Quando abbiamo pensato a questa collaborazione, l'idea di trasmettere appieno ciò che implica la sla era la prima cosa a cui volevamo dare corpo. Usare il comunicatore che adopero quotidianamente per parlare era sia l'unico modo per farmi partecipare attivamente, ed è anche un'intuizione innovativa dal punto di vista musicale, diciamo una specie di sperimentazione. Il coraggio, da parte mia, non è quello di esibirmi (non posso stonare!) ma quello di veicolare il mio messaggio nel modo più chiaro possibile.
Come mai hai scelto proprio il rap per esprimerti? Insomma, il rap non è il genere violento che qualcuno vuol far credere?
Non trovo che il rap sia violento, ma penso che fosse l'unico modo funzionale per integrare la voce robotica. Il rap è ritmato, cadenzato, spesso monocorde, è un genere perfetto con cui la mia voce va a braccetto senza dare l'idea di essere fuori luogo. E per finire, questa forza di espressione che conta soprattutto sul contenuto dei testi e del ritmo, è perfetta per esprimere la mia forza di volontà.
Non ti sei mai fermato davanti a nulla, da chef a cantante. Con quali tecnologie riuscirai a cantare?
Come ho già detto, userò il mio comunicatore. Si tratta di un computer che posso controllare grazie ad una calibrazione fatta con i miei occhi. È un salvavita per tutti coloro che non possono più parlare.
Come ti sei preparato/ ti stai preparando per affrontare questa esperienza?
La preparazione è faticosa, ma non mi fermo davanti a nulla. Abbiamo fatto delle prove per la canzone, prove per il discorso, abbiamo organizzato il viaggio per arrivare a Sanremo… Da fuori sembra tutto facile, ma la realtà è che la sola preparazione al momento dell'esibizione è forse quella più stancante.
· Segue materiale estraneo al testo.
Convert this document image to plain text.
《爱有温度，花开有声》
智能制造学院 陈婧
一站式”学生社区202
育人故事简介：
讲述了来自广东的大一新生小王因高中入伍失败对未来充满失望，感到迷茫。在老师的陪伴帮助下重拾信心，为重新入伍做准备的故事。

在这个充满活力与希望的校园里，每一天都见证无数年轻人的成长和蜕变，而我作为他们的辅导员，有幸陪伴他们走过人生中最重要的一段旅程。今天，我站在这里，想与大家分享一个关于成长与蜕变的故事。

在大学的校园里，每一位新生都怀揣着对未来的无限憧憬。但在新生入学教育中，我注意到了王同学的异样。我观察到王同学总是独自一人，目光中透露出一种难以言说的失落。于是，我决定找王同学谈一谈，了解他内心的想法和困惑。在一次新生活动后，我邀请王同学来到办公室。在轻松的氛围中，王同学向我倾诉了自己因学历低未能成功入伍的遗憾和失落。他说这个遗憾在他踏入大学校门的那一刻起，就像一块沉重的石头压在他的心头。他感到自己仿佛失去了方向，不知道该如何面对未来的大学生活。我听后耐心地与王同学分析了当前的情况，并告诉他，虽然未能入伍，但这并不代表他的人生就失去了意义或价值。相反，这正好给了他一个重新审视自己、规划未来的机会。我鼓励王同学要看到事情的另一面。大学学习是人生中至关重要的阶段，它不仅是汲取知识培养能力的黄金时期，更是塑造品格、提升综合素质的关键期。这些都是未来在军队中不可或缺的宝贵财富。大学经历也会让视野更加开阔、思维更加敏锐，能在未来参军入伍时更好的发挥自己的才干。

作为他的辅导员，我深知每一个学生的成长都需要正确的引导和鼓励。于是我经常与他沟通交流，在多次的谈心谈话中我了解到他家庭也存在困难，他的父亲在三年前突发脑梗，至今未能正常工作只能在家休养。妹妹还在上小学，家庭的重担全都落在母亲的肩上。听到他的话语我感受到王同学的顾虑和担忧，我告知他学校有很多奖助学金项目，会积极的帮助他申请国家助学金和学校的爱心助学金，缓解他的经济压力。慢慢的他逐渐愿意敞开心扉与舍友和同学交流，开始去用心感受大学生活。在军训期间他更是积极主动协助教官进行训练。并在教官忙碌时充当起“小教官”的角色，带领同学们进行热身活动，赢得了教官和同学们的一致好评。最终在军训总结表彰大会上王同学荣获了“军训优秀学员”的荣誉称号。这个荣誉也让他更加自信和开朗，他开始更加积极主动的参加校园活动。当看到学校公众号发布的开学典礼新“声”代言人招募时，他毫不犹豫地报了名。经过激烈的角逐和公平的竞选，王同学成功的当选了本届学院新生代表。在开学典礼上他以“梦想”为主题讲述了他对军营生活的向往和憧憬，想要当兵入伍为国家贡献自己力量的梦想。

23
"Io sto con Paolo" è un testo autobiografico, qual è il messaggio che attraverso la tua storia senti di voler dare a chi ti ascolterà?
Il mio messaggio è diviso in due: per prima cosa voglio che le persone capiscano che le disabilità non guardano in faccia nessuno, e per questo ognuno di noi dovrebbe essere più altruista nei confronti del prossimo, perché gli imprevisti sono dietro l'angolo ed è importante avere qualcuno al nostro fianco o essere al fianco di qualcuno. Appurato questo, voglio ribadire l'importanza dell'usare bene il proprio tempo. È poco, e per questo dovremmo fare del nostro meglio affinché sia un tempo indimenticabile.
Pensi che la tua canzone se la sarebbe potuta giocare con quelle che, poi, sono arrivate in finale?
Credo di sì, ma penso che da un lato la mia partecipazione avrebbe distolto l'attenzione dalla qualità delle canzoni in gara. La polemica è dietro l'angolo in queste situazioni: se fossi arrivato in finale per merito, ci sarebbe stato chi diceva che ero lì solo per la mia condizione, viceversa se non fossi stato calcolato avrebbero potuto dire che c'era della discriminazione. Penso che essere ospite e non in gara mi permetta di veicolare al meglio il mio messaggio, senza il rischio di oscurare altri artisti.